Castles is in command of US forces responsible for Sadr City, the vast Shia slum named for Sadr's father who was killed under Saddam Hussein and now the young cleric's main power base in the capital. A spokesman for Sadr's office in the Shia holy city of Najaf denied that the cleric had left the country.
"Moqtada al-Sadr is in Najaf and has never left," the spokesman said. Sadr was last seen in public in Iraq attending a religious ceremony in the holy city of Kufa on May 25, when he denounced the United States as part of an "evil trio" with Britain and Israel.
US officials said at the time that they believed Sadr had been out of the country for the previous four months, and they said in July they believed he had left Iraq again. Castles said civilian branches of Sadr's office in Sadr City still have influence over the 2 million Shias living there, but it was no longer clear how much control the cleric had over the armed wing of his followers, the feared Mehdi Army militia.

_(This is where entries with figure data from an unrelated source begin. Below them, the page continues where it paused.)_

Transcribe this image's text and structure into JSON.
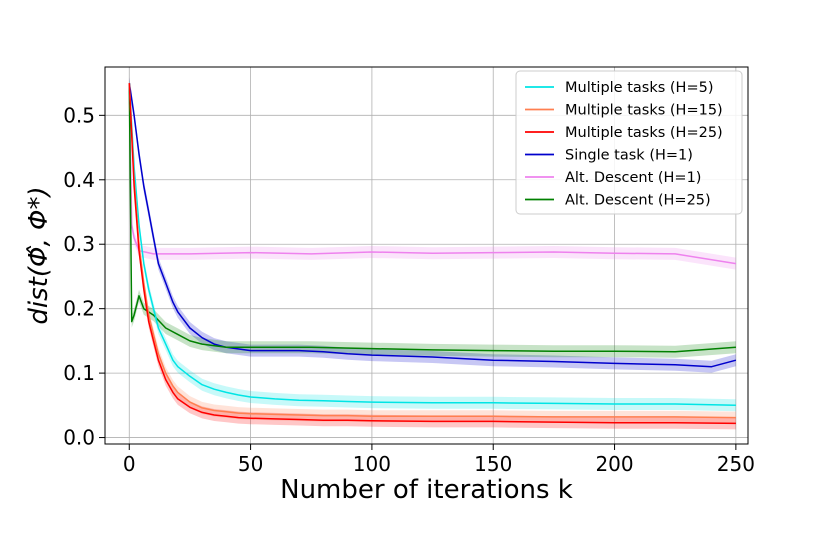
{
  "chart_data": {
    "type": "line",
    "title": "",
    "xlabel": "Number of iterations k",
    "ylabel": "dist(Φ̂, Φ*)",
    "xlim": [
      -10,
      255
    ],
    "ylim": [
      -0.01,
      0.575
    ],
    "xticks": [
      0,
      50,
      100,
      150,
      200,
      250
    ],
    "yticks": [
      0.0,
      0.1,
      0.2,
      0.3,
      0.4,
      0.5
    ],
    "xtick_labels": [
      "0",
      "50",
      "100",
      "150",
      "200",
      "250"
    ],
    "ytick_labels": [
      "0.0",
      "0.1",
      "0.2",
      "0.3",
      "0.4",
      "0.5"
    ],
    "grid": true,
    "legend_position": "upper right",
    "series": [
      {
        "name": "Multiple tasks (H=5)",
        "color": "#00e5e5",
        "x": [
          0,
          2,
          4,
          6,
          8,
          10,
          12,
          15,
          18,
          20,
          25,
          30,
          35,
          40,
          45,
          50,
          60,
          70,
          80,
          90,
          100,
          125,
          150,
          175,
          200,
          225,
          250
        ],
        "y": [
          0.55,
          0.42,
          0.33,
          0.27,
          0.23,
          0.2,
          0.17,
          0.145,
          0.12,
          0.11,
          0.095,
          0.082,
          0.075,
          0.07,
          0.066,
          0.063,
          0.06,
          0.058,
          0.057,
          0.056,
          0.055,
          0.054,
          0.054,
          0.053,
          0.052,
          0.052,
          0.05
        ]
      },
      {
        "name": "Multiple tasks (H=15)",
        "color": "#ff7f50",
        "x": [
          0,
          2,
          4,
          6,
          8,
          10,
          12,
          15,
          18,
          20,
          25,
          30,
          35,
          40,
          45,
          50,
          60,
          70,
          80,
          90,
          100,
          125,
          150,
          175,
          200,
          225,
          250
        ],
        "y": [
          0.55,
          0.4,
          0.3,
          0.24,
          0.19,
          0.16,
          0.13,
          0.1,
          0.08,
          0.07,
          0.055,
          0.046,
          0.042,
          0.04,
          0.038,
          0.037,
          0.036,
          0.035,
          0.034,
          0.034,
          0.033,
          0.033,
          0.033,
          0.032,
          0.032,
          0.032,
          0.031
        ]
      },
      {
        "name": "Multiple tasks (H=25)",
        "color": "#ff0000",
        "x": [
          0,
          2,
          4,
          6,
          8,
          10,
          12,
          15,
          18,
          20,
          25,
          30,
          35,
          40,
          45,
          50,
          60,
          70,
          80,
          90,
          100,
          125,
          150,
          175,
          200,
          225,
          250
        ],
        "y": [
          0.55,
          0.39,
          0.29,
          0.23,
          0.18,
          0.15,
          0.12,
          0.09,
          0.07,
          0.06,
          0.047,
          0.039,
          0.035,
          0.033,
          0.031,
          0.03,
          0.029,
          0.028,
          0.027,
          0.027,
          0.026,
          0.025,
          0.025,
          0.024,
          0.023,
          0.023,
          0.022
        ]
      },
      {
        "name": "Single task (H=1)",
        "color": "#0000cc",
        "x": [
          0,
          2,
          4,
          6,
          8,
          10,
          12,
          15,
          18,
          20,
          25,
          30,
          35,
          40,
          50,
          60,
          70,
          80,
          90,
          100,
          125,
          150,
          175,
          200,
          225,
          240,
          250
        ],
        "y": [
          0.55,
          0.5,
          0.44,
          0.39,
          0.35,
          0.31,
          0.27,
          0.24,
          0.21,
          0.195,
          0.17,
          0.155,
          0.145,
          0.14,
          0.135,
          0.135,
          0.135,
          0.133,
          0.13,
          0.128,
          0.125,
          0.12,
          0.118,
          0.115,
          0.113,
          0.11,
          0.12
        ]
      },
      {
        "name": "Alt. Descent (H=1)",
        "color": "#ee82ee",
        "x": [
          0,
          1,
          2,
          4,
          10,
          25,
          50,
          75,
          100,
          125,
          150,
          175,
          200,
          225,
          250
        ],
        "y": [
          0.55,
          0.33,
          0.31,
          0.29,
          0.285,
          0.285,
          0.287,
          0.285,
          0.288,
          0.286,
          0.287,
          0.288,
          0.286,
          0.285,
          0.27
        ]
      },
      {
        "name": "Alt. Descent (H=25)",
        "color": "#008000",
        "x": [
          0,
          1,
          2,
          4,
          6,
          10,
          15,
          20,
          25,
          30,
          40,
          50,
          75,
          100,
          125,
          150,
          175,
          200,
          225,
          250
        ],
        "y": [
          0.55,
          0.18,
          0.19,
          0.22,
          0.2,
          0.19,
          0.17,
          0.16,
          0.15,
          0.145,
          0.14,
          0.14,
          0.14,
          0.138,
          0.136,
          0.135,
          0.134,
          0.134,
          0.133,
          0.14
        ]
      }
    ]
  }
}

"I think he certainly exudes some influence just by the fact that the office of Moqtada al-Sadr is very strong in Sadr City and he has a direct influence over that," he said.
"In relation to the Mehdi Army though, it's hard to tell. I personally think it's fractured somewhat, that they don't get a whole lot of direct guidelines from him and that some of these divisions of it are operating on their own," Castles said.
US commanders said this week that nearly three quarters of attacks against their troops were now coming from Shia militants, many believed to have links to Iran. On Wednesday, US forces said they killed 30 Shia militants in an air strike during a raid in Sadr City. Hospital sources put the death toll at 13, including at least one woman.